Pada era globalisasi ini, masih ada anggapan yang kurang benar dari para dokter baik dokter umum maupun spesialis, lebih-lebih dari orang awam terhadap anestesiologi atau ilmu anestesi. Anggapan yang kurang benar tersebut ialah bahwa ilmu anestesi identik dengan kegiatan praktek di dalam kamar operasi untuk memberikan obat yang akan membuat penderita masuk dalam keadaan tidak sadar atau terbius, sehingga dokter bedah dapat melakukan tugasnya yaitu melakukan pembedahan terhadap penderita, padahal keadaan tersebut di atas merupakan gambaran anestesiologi pada awal sejarah pertumbuhannya.

anestesiologi

Sejarah anestesiologi diawali pada tanggal 16 oktober 1846 oleh Willian T.G. Morten yang berhasil mendemonstrasikan penggunaan ether didepan umum di Masachusetts General Hospital pada tindakan operasi. Morten adalah seorang dokter gigi yang pada saat yang sama juga menjadi mahasiswa kedokteran. Oleh dr. Oliver Wendell Holmes kemudian tindakan tersebut dinamakan anestesia.

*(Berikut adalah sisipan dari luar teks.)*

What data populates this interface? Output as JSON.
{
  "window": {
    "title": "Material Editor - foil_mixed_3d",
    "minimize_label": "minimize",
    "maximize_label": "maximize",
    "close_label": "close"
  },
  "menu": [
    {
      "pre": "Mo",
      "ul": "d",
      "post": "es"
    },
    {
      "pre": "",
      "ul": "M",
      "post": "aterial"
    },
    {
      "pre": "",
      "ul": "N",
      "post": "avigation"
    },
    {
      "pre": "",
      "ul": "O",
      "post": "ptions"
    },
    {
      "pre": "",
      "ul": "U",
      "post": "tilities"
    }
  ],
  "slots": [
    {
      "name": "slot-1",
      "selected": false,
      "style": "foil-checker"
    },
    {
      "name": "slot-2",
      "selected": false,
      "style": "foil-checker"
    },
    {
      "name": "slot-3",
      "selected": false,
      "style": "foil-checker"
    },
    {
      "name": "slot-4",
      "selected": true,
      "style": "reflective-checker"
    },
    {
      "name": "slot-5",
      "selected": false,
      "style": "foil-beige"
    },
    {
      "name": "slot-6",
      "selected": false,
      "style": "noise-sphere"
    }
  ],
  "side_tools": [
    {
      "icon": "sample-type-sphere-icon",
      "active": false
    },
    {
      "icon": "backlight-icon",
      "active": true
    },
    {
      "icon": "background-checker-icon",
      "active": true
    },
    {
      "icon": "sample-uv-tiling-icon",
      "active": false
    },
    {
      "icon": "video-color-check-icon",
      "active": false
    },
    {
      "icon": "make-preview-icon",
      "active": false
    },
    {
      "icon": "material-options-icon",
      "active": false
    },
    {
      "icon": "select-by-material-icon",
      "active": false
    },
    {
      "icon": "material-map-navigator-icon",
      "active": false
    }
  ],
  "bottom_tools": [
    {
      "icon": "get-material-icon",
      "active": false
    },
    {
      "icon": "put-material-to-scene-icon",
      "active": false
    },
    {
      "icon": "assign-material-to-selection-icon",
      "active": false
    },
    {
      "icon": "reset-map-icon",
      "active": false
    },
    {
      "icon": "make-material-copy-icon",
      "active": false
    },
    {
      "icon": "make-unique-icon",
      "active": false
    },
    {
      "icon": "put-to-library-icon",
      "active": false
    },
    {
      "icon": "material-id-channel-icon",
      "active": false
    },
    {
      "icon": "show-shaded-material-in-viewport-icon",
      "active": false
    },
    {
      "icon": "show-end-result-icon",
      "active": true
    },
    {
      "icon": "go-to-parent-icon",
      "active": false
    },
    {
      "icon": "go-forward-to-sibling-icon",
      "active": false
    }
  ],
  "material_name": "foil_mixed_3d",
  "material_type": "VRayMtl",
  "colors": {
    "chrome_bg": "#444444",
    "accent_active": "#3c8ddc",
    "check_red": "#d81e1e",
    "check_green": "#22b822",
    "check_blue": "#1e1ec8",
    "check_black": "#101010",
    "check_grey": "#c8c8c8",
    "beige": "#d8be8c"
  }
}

Dalam perjalanannya, anestesiologi pernah mengalami periode stagnasi yang panjang, yang hanya kadang-kadang jasa dan kemajuan sedikit dan sporadik yaitu periode tahun 1846 sampai akhir perang dunia I (1920). Namun demikian dalam kurun waktu tersebut terdapat beberapa tokoh yang perlu dikenang antara lain John Snow dari London (1813 – 1857), yang merupakan dokter pertama yang mengabdi diri sepenuhnya pada bidang anestesi. John Snow disamping seorang anestetist juga seorang guru dan peneliti, serta juga dikenal sebagai bapak epidemiologi. 

Tokoh lain ialah James Young Simpson yang merintis Obstetric Anesthesia, Colton yang dikenal karena menemukan Nitrous Oksida (1863), Paul Bert (1887), Claude Bernard yang banyak konstribusinya dalam fisiologi narkosi Halstead dengan anestesi lokal, Leonard Corning dengan epidural anestesi dan August Bier dengan spinal anestesia dan anestesi regional intravena.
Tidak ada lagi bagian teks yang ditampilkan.